ACOUSTIC DESCRIPTION OF THE ORAL, NASAL AND NASALIZED VOWELS PRODUCED BY PEOPLE WITH DOWN SYNDROME
DOI:
https://doi.org/10.54221/rdtdppglinuesb.2016.v4i1.71Keywords:
Acoustic Phonetics, Down Syndrome, Nasal Vowels, Nasalized Vowels, Oral VowelsAbstract
ABSTRACT
This study aimed to present an acoustic phonetic study of the oral, nasal and nasalized vowels [a], [i] and [u], which are produced by people with Down syndrome (DS), from Vitória da Conquista - Bahia. The hypothesis of this study was that people with Down syndrome have an audibly different way of speaking, caused by hypotonia of orofacial muscles and the macroglossia / small oral cavity, which generate changes in the vocal tract of these people interfering in the acoustic signal in the production of vocalic sounds. In order to verify whether such physical differences interfere in the acoustic signal generated in the production of the vowels that were mentioned, in this research, we analyzed a speech data corpus of four people with DS, two men and two women, who are from Vitória da Conquista. The data were originated from the recording of reading carrier-phrase containing nonsense words with the target vowels, and the measure of acoustic data of the analyzed vowels was extracted via Praat for analysis. The analyzed acoustic parameters were the first three oral formants (F1, F2 and F3), nasal formants, the antiformants, nasal murmur, and duration of the vowels.

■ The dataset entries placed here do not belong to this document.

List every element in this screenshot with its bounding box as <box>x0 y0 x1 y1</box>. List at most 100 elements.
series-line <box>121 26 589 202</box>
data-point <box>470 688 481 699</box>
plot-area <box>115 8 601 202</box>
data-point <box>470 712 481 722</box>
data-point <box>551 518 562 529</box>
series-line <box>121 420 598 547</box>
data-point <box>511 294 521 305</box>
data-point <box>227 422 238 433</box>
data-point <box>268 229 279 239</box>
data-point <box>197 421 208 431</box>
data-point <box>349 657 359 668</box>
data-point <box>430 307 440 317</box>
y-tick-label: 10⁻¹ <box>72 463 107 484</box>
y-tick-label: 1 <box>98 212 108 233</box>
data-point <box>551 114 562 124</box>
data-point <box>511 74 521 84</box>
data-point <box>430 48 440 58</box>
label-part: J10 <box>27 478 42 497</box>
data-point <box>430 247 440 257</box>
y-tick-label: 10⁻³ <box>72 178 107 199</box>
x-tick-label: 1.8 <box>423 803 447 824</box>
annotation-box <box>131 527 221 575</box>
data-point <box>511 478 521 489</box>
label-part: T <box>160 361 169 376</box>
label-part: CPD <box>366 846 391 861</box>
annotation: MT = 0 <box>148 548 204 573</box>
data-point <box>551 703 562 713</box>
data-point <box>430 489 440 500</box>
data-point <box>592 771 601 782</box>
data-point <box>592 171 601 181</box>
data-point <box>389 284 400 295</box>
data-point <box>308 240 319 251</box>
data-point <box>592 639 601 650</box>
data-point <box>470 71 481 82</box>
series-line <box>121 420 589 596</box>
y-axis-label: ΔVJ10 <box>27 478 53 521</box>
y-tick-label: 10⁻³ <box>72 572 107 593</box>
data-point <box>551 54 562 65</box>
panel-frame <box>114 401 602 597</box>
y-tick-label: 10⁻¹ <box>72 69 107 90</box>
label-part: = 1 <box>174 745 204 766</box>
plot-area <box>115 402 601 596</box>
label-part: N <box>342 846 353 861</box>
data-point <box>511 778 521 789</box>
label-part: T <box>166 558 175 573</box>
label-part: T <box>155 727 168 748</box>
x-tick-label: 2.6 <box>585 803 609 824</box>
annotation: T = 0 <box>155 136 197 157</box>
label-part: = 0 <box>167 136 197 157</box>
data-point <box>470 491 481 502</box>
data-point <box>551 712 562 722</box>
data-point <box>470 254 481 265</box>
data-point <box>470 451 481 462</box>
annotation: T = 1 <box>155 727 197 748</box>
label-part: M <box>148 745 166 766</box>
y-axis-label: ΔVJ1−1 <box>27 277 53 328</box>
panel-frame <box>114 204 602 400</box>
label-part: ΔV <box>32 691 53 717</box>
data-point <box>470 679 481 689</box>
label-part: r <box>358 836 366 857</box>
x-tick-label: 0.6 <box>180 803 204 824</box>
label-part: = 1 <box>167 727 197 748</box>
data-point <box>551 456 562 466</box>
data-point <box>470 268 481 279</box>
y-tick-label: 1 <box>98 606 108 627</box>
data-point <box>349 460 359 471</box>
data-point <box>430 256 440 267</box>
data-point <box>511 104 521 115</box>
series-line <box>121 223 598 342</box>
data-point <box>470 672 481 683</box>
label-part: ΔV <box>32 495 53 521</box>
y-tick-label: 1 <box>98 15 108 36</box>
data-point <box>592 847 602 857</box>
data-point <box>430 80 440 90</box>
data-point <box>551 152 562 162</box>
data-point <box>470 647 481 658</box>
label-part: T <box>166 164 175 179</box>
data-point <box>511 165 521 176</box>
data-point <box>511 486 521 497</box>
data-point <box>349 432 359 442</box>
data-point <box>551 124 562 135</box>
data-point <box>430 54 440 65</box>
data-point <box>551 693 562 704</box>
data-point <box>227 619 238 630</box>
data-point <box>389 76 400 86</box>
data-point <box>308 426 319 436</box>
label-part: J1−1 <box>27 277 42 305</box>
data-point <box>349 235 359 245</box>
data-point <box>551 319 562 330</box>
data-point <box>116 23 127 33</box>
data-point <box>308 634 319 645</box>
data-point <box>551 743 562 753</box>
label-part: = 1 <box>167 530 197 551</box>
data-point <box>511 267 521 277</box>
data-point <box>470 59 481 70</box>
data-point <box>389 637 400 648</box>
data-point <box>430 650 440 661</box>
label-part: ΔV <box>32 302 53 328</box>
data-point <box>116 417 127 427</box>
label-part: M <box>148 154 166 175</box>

The data generated were submitted to the following statistical tests, the Standard Deviation (SD) through the Coefficient of Variation (CV) and the statistical test of comparison of means test, the nonparametric Kruskal-Wallis test (or H-test, with Dunn post-test or Student-Newman-Keuls). According to the acoustic characteristics obtained from the members, we could observe that the anatomical and physiological changes of the people with DS are influenced by the production of speech sounds of them. Some of the most obvious features that we may associate are inaccuracies in the jaw closing/opening control and the lingual protrusion/retraction, incoordination between breathing and speaking, and intra oral pressure intensity during phonation.